Hello!
I have an analyzer with extended_whitespace tokenizer and word_delimiter filter.
Something like:
"analysis": {
"tokenizer": {
"extended_whitespace": {
"type": "pattern",
"pattern": "\\s+"
}
},
"filter": {
"subword": {
"type": "word_delimiter",
"preserve_original": true,
"catenate_numbers": true
}
},
"analyzer": {
"search_fulltext_analyzer": {
"tokenizer": "extended_whitespace",
"filter": [
"subword",
"lowercase",
"filter_ascii_folding"
],
"char_filter": [
"url_encode_pattern"
]
},
}
My problem is that if i have a text like: "NODE_PATH=/usr/lib/node_modules ./upgrade-indices.js upgrades"
The highlight will be wrong:
"{highlight}NODE_PATH=/usr/lib/node{/highlight}_modules ./upgrade-indices.js upgrades"
Instead of
"{highlight}NODE{/highlight}_PATH=/usr/lib/{highlight}node{/highlight}_modules ./upgrade-indices.js upgrades"
I know it has something to do with the offsets.
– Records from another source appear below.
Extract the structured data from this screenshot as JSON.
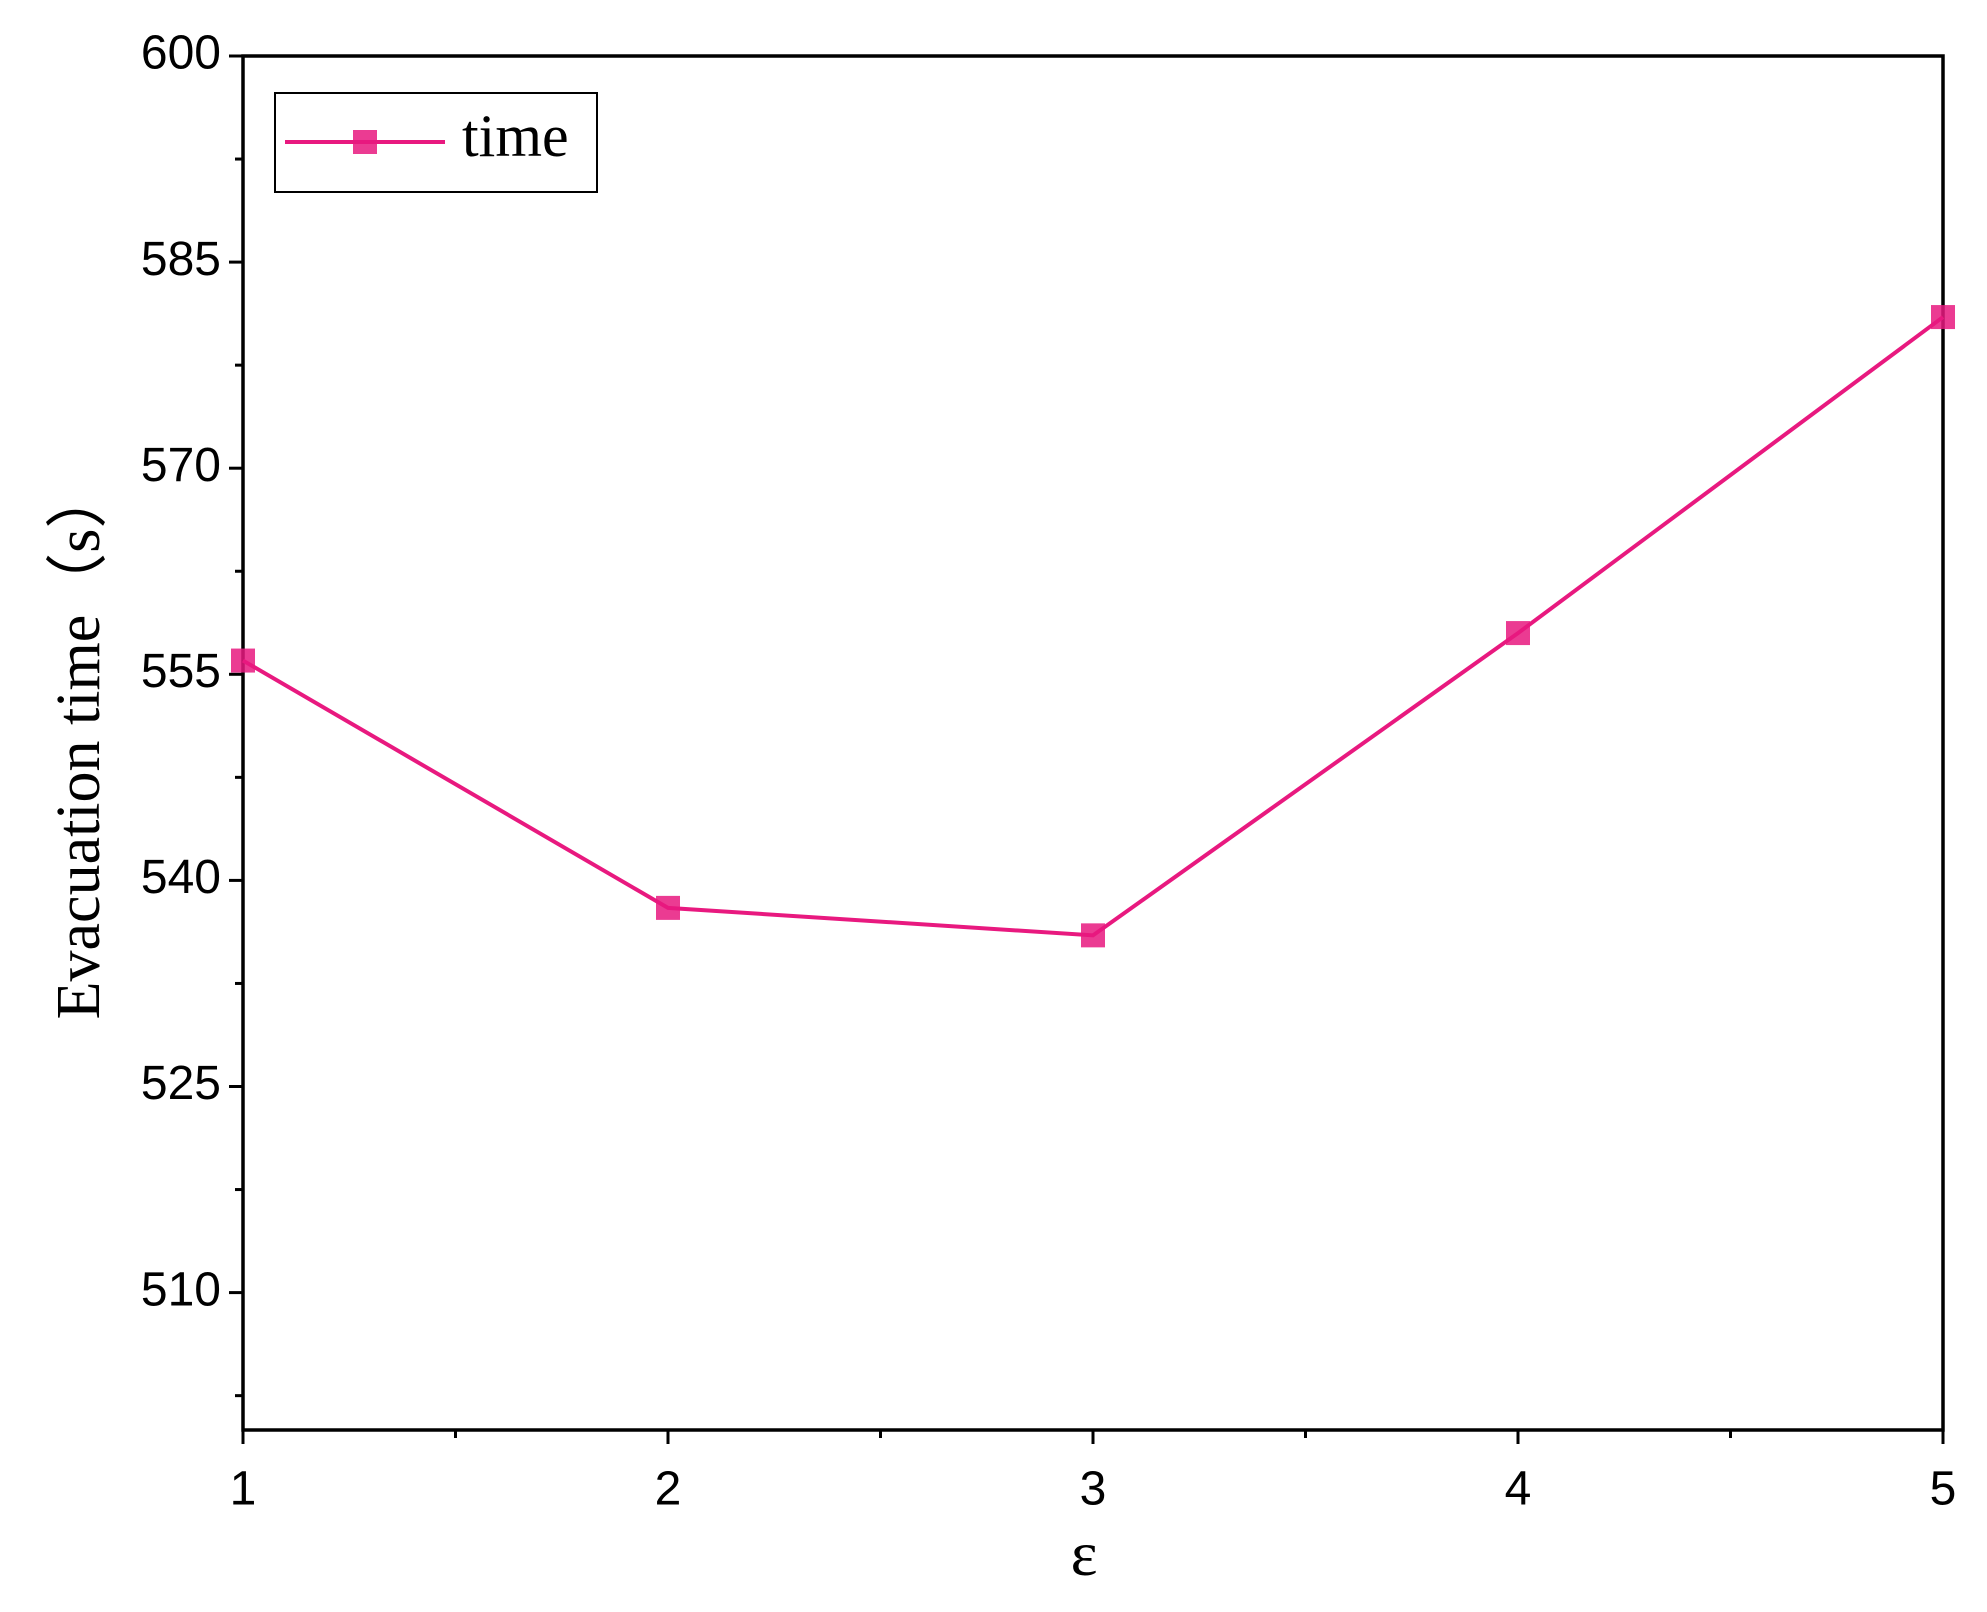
{
  "chart_data": {
    "type": "line",
    "x_label": "ε",
    "y_label": "Evacuation time（s）",
    "x": [
      1,
      2,
      3,
      4,
      5
    ],
    "series": [
      {
        "name": "time",
        "color": "#e8197f",
        "values": [
          556,
          538,
          536,
          558,
          581
        ]
      }
    ],
    "xlim": [
      1,
      5
    ],
    "xticks": [
      1,
      2,
      3,
      4,
      5
    ],
    "ylim": [
      500,
      600
    ],
    "yticks": [
      510,
      525,
      540,
      555,
      570,
      585,
      600
    ],
    "grid": false,
    "legend": "upper-left"
  }
}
But I can't find a solution.
This is the analyze api result:
{
"tokens": [
{
"token": "node_path=/usr/lib/node_modules",
"start_offset": 0,
"end_offset": 31,
"type": "word",
"position": 0
},
{
"token": "node",
"start_offset": 0,
"end_offset": 4,
"type": "word",
"position": 0
},
{
"token": "path",
"start_offset": 5,
"end_offset": 9,
"type": "word",
"position": 1
},
{
"token": "usr",
"start_offset": 11,
"end_offset": 14,
"type": "word",
"position": 2
},
{
"token": "lib",
"start_offset": 15,
"end_offset": 18,
"type": "word",
"position": 3
},
{
"token": "node",
"start_offset": 19,
"end_offset": 23,
"type": "word",
"position": 4
},
{
"token": "modules",
"start_offset": 24,
"end_offset": 31,
"type": "word",
"position": 5
},
{
"token": "./upgrade-indices.js",
"start_offset": 32,
"end_offset": 52,
"type": "word",
"position": 6
},
{
"token": "upgrade",
"start_offset": 34,
"end_offset": 41,
"type": "word",
"position": 6
},
{
"token": "indices",
"start_offset": 42,
"end_offset": 49,
"type": "word",
"position": 7
},
{
"token": "js",
"start_offset": 50,
"end_offset": 52,
"type": "word",
"position": 8
},
{
"token": "upgrades",
"start_offset": 53,
"end_offset": 61,
"type": "word",
"position": 9
}
]
}